Information on mental disorders stemmed from a comprehensive register [8,9]. The use of registry data contributed with no loss to follow-up on mental disorders and therefore reduced the risk of bias. However, only adolescents diagnosed with mental disorders through a hospital contact (inpatients, outpatients or emergency room patients) were included and therefore, to some extent, represented a selected patient group of adolescents potentially characterized by a higher severity of the disease in question [9]. As the DNPR only covers diagnoses related to a hospital contact [11], undiagnosed mental health problems and milder or moderate cases treated by general practitioners, which in Denmark is true for many mild to moderate mental disorders [11], were not included in this study. This could lead to an underestimation of the findings, although it did not impact the associations presented. It is not possible to rule out whether the adolescents felt mentally unwell before answering the questionnaire because some time will pass before they are diagnosed and referred for psychiatric treatment.
Adolescents who had previously been diagnosed with mental disorders were excluded to give a homogeneous study population. Excluding these adolescents could influence the findings and potentially cause an underestimation, which is also the case with non-responders. Prior cases of mental disorders could potentially have a modifying effect, but this was not tested.

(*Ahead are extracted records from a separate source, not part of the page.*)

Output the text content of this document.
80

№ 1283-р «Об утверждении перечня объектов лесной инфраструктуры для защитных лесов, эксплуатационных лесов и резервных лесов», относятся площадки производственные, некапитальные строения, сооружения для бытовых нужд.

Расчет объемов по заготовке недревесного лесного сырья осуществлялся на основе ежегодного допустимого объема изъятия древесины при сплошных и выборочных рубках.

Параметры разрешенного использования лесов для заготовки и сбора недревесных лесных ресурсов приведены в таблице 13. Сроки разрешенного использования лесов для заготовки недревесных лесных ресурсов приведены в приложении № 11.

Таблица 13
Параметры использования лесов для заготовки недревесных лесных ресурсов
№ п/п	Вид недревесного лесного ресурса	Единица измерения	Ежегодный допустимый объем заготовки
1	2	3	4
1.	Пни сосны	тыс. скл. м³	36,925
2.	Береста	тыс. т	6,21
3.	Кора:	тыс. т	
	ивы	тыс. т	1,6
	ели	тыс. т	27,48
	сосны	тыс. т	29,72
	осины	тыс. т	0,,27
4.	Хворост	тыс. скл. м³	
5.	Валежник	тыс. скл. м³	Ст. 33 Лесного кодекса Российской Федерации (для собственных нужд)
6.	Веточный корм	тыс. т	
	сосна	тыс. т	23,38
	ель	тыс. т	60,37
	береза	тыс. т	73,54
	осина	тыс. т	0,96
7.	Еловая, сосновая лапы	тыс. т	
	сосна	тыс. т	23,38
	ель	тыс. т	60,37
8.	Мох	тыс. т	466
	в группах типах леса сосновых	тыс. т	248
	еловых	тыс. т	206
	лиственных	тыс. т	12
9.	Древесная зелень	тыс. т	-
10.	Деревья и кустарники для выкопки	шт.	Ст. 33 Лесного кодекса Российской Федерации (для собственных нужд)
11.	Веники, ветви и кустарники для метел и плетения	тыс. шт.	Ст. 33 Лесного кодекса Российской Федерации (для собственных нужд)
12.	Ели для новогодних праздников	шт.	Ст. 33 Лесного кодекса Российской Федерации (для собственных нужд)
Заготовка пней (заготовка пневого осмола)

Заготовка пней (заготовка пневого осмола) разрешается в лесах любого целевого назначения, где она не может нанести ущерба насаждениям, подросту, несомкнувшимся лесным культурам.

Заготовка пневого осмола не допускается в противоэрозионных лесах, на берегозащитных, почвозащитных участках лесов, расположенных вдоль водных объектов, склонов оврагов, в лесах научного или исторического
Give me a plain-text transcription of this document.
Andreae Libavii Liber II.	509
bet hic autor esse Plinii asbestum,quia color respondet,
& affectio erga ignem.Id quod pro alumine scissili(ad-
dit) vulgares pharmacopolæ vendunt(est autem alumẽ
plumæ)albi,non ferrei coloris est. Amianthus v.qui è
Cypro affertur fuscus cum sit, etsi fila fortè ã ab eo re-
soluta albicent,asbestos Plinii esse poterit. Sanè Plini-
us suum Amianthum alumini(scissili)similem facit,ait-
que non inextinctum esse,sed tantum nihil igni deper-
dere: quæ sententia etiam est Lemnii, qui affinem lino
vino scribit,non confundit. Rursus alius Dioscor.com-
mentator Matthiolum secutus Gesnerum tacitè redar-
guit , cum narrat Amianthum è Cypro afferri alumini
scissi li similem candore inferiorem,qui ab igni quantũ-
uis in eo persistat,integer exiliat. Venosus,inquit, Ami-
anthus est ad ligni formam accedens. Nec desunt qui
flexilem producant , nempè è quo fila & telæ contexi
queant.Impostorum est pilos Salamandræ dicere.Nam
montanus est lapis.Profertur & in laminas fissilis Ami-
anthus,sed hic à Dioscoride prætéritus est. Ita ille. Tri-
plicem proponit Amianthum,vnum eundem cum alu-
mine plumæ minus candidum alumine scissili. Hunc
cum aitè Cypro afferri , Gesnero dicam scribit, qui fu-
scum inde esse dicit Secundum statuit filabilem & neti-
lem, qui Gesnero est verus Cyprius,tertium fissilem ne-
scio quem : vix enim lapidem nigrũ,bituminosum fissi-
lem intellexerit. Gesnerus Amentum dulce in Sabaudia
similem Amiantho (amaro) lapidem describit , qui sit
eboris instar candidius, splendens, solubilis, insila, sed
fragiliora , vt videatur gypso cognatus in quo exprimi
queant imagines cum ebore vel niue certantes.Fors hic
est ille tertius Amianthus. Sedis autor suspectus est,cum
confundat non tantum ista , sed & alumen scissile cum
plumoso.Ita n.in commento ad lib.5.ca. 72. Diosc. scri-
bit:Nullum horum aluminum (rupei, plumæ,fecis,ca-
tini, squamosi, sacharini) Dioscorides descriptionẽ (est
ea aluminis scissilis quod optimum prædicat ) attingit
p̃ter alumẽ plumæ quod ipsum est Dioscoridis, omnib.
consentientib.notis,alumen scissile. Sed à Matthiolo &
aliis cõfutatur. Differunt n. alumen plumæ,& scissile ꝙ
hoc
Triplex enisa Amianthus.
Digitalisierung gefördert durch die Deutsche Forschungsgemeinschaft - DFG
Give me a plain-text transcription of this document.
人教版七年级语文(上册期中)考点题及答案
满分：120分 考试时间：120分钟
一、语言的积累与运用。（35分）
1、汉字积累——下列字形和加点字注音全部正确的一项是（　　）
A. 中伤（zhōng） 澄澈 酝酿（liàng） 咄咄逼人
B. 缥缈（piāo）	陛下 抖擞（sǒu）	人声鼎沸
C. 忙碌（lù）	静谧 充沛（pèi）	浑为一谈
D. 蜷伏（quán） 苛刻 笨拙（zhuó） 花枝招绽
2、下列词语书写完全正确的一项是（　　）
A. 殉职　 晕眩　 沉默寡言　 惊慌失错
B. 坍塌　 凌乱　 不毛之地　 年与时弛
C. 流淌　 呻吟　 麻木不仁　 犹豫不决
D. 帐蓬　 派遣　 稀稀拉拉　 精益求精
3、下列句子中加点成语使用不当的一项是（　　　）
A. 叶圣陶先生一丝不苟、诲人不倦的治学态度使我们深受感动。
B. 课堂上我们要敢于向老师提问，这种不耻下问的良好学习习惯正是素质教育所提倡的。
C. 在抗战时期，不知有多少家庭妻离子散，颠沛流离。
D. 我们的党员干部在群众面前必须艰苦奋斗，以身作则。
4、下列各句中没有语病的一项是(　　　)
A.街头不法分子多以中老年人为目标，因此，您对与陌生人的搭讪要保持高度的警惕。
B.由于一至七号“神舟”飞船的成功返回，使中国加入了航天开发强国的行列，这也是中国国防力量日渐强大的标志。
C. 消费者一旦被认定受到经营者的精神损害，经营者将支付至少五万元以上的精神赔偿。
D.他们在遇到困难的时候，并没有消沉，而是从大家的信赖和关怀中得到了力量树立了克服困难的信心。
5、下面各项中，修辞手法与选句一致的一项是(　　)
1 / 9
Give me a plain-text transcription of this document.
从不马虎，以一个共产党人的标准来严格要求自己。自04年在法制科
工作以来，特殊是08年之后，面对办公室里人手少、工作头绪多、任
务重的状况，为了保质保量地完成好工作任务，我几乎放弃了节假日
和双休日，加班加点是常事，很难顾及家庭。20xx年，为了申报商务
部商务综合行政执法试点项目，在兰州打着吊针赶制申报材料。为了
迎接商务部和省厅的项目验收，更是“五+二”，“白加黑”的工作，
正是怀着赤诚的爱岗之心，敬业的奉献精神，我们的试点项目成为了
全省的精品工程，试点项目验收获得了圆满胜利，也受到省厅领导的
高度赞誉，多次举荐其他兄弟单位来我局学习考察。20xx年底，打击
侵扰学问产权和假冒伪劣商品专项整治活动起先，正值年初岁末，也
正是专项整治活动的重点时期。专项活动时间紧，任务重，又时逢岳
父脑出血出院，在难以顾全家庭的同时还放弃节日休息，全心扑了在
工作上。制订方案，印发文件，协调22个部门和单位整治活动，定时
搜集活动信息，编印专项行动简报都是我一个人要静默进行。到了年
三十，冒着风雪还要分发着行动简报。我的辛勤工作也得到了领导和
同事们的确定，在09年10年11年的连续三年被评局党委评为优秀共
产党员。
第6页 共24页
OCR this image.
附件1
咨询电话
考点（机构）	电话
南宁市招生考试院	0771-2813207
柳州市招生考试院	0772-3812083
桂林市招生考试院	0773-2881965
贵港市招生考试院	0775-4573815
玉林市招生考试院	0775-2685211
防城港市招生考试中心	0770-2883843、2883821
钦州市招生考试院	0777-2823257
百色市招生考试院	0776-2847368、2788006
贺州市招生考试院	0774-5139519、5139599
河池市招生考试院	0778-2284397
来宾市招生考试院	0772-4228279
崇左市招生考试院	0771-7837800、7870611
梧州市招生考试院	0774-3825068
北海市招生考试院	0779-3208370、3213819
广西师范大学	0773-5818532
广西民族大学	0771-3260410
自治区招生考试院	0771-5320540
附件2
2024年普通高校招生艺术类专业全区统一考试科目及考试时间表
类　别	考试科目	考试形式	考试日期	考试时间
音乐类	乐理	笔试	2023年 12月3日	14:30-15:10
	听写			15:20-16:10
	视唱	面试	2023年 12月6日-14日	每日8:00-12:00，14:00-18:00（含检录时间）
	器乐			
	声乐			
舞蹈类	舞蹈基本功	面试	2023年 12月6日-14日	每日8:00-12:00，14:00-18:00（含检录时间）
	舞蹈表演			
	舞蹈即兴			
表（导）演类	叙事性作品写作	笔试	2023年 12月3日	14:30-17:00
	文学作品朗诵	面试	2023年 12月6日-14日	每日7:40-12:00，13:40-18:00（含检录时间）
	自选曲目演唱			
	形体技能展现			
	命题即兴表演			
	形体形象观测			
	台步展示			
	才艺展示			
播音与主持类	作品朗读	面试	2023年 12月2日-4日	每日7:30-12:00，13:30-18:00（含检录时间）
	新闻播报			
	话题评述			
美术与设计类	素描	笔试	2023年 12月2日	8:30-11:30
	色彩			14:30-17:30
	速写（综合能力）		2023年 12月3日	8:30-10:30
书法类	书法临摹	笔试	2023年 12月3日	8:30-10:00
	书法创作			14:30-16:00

This study did not analyse specific diagnoses in the main analysis, but overall mental disorders. However, the additional descriptive analysis revealed that a large percentage of the adolescents were diagnosed within DF40–48 (neurotic, stress-related and somatoform disorders). Further research could focus on the association with specific diagnoses when analysing PSS and SRH. Moreover, as few cases were diagnosed during the approximately one-year follow-up period, it would be desirable to replicate this study with an extended follow-up period. As 13.1% of adolescents diagnosed with a mental disorder had missing data on PSS, this supports the need for replicating the study on a larger population of adolescents.
Conclusions
To the best of our knowledge, this study is the first to investigate the association of PSS levels using the 10-item Perceived Stress Scale of Cohen et al. [12] and later mental disorders among an adolescent population. Adolescents’ PSS can be of great importance for suggesting later mental disorders, which could benefit future research in studies of adolescents’ further life course. PSS can potentially aid in identifying adolescent sub-populations at high risk of developing severe future mental health problems. From a public health point of view, further research is needed and the potential consequences of PSS and mental disorders during such a sensitive and critical life phase as adolescence, with further investigations of their educational and working life trajectories, would be important.
Footnotes
Conflicts of interest
The author(s) declared no potential conflicts of interest with respect to the research, authorship, and/or publication of this article.
Funding
The author(s) received no financial support for the research, authorship, and/or publication of this article.